This is a re-do of a question I asked yesterday but was removed because it asked about the modern day. Reading the New Testament makes Jesus seem like a based egalitarian populist proto-communist hippie. In medieval times the clergy often supported the concept of nobility and divine right, seems very opposed to Christ's original teachings. What was used to justify this? Did they even need to justify it because most were illiterate and would just take the priest's word on it (or is this in itself a historical misconception) ? Just to clarify I'm just using hippie as a term for a pacifist anti establishment populist, of course Jesus didn't make peace signs or live out of a van (as far as we know).
"Communism", "Hippie" and "Egalitarian" are all modern notions. So you are reading the New Testament with very modernist eyes. Medieval people, put simply, aren't reading those notions in the text. They are reading it, for the most part, with medieval preconceptions instead. It's no wonder then that they didn't come up with the version of Christianity that you find in the New Testament.

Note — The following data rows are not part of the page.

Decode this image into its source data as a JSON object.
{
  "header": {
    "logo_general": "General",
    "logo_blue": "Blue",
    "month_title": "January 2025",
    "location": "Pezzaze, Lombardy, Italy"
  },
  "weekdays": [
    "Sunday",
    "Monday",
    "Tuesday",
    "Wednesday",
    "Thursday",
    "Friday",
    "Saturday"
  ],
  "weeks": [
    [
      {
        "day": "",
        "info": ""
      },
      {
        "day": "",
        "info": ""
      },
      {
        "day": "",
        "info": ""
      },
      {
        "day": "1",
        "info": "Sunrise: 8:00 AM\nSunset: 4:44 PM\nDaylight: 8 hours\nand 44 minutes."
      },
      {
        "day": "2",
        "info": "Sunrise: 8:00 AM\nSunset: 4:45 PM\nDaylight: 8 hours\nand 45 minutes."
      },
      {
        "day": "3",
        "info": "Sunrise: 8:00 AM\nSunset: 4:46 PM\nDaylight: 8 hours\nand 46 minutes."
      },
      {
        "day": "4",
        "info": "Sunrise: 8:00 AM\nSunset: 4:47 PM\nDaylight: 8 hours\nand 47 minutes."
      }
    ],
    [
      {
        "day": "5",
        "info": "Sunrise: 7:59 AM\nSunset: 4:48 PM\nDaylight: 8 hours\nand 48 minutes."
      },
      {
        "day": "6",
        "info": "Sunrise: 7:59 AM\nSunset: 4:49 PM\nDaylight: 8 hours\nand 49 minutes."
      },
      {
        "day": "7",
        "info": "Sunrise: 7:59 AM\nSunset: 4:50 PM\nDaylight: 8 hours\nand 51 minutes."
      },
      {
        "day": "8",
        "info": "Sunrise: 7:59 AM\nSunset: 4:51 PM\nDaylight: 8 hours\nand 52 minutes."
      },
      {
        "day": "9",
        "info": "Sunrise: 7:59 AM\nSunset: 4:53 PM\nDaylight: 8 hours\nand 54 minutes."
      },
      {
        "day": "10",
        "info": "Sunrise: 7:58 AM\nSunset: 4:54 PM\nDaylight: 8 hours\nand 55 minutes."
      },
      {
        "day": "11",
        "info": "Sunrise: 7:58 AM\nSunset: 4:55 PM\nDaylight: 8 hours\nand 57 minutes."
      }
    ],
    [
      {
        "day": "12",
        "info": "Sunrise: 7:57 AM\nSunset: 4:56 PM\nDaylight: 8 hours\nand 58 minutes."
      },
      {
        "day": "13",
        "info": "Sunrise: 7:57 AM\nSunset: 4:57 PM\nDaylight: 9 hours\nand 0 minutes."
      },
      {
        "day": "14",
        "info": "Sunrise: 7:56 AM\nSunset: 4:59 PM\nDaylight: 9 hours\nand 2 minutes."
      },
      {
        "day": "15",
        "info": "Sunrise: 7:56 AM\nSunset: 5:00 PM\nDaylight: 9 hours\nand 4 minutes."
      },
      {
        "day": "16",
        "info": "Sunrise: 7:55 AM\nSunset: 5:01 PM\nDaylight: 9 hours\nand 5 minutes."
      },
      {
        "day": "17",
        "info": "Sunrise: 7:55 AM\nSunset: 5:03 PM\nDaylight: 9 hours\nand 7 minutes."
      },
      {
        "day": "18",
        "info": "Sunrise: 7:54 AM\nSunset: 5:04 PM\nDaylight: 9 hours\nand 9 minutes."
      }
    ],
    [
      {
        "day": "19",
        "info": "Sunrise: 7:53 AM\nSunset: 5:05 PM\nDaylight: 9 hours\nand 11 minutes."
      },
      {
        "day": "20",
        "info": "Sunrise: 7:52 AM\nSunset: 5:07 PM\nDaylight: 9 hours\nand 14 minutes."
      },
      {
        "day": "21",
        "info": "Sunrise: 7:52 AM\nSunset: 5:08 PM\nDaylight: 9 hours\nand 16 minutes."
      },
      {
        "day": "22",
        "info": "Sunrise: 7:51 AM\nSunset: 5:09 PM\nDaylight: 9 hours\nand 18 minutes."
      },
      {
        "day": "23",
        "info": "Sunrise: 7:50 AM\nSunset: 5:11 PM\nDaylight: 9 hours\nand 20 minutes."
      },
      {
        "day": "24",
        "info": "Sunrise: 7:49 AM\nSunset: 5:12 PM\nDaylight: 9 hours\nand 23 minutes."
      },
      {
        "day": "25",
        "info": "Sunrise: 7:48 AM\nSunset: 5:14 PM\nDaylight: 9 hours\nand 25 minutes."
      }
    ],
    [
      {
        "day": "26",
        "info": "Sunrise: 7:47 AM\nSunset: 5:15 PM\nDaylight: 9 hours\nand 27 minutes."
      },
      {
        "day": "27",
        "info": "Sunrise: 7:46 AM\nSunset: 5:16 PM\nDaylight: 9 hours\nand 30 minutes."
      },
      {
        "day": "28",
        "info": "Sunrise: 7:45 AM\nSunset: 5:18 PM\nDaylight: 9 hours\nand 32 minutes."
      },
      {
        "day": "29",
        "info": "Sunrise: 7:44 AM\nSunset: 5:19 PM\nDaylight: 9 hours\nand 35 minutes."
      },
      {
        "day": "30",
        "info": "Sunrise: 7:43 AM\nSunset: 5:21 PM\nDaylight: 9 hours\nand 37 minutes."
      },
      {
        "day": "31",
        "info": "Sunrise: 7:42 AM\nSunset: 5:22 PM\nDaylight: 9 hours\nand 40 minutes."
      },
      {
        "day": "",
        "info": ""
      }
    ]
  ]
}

Better questions to ask would be "How did specific idea X in specific part of Middle Ages Y develop? How was this idea supported from the Christian Scriptures?"
Are you attempting to imply that all modern day Christians should be hippies? Medieval societies did live in what might be called communes today, including ecclesiastics (monasteries) or the laity (peasant communities; burghers in guilds, etc.). Christian ethics were also aimed at imposing what was called the 'Peace of God' in the eleventh-century.
Christian ethics were also responsible for a incredible range of violence. The Crusades, both in the Levant and Europe and the Inquisitions are the most obvious examples. The ecclesiastical elite and the lay elite usually were drawn from similar stock. Non-heir sons of the lay elite might end up going into the Church and priests who had powerful siblings or cousins would usually do quite well. The ecclesiastical class were major landholders, too, with many of the same interests of the nobility.
The medieval world believed sometimes in a way which is inconceivable to ourselves. Movements emerged like the mendicant orders who attempted to distance themselves from real wealth (and ironically in doing so became exceedingly wealthy). The world was varied and confusing, even to contemporaries, and it is not easy to justify why one writer or priest might disdain or uphold the world in which he lived.
Finally, however you might read the New Testament is quite different to how a medieval priest/monk might. They would have spent years learning and debating articles of faith and were probably better situated to use it to understand their world than you are to yours.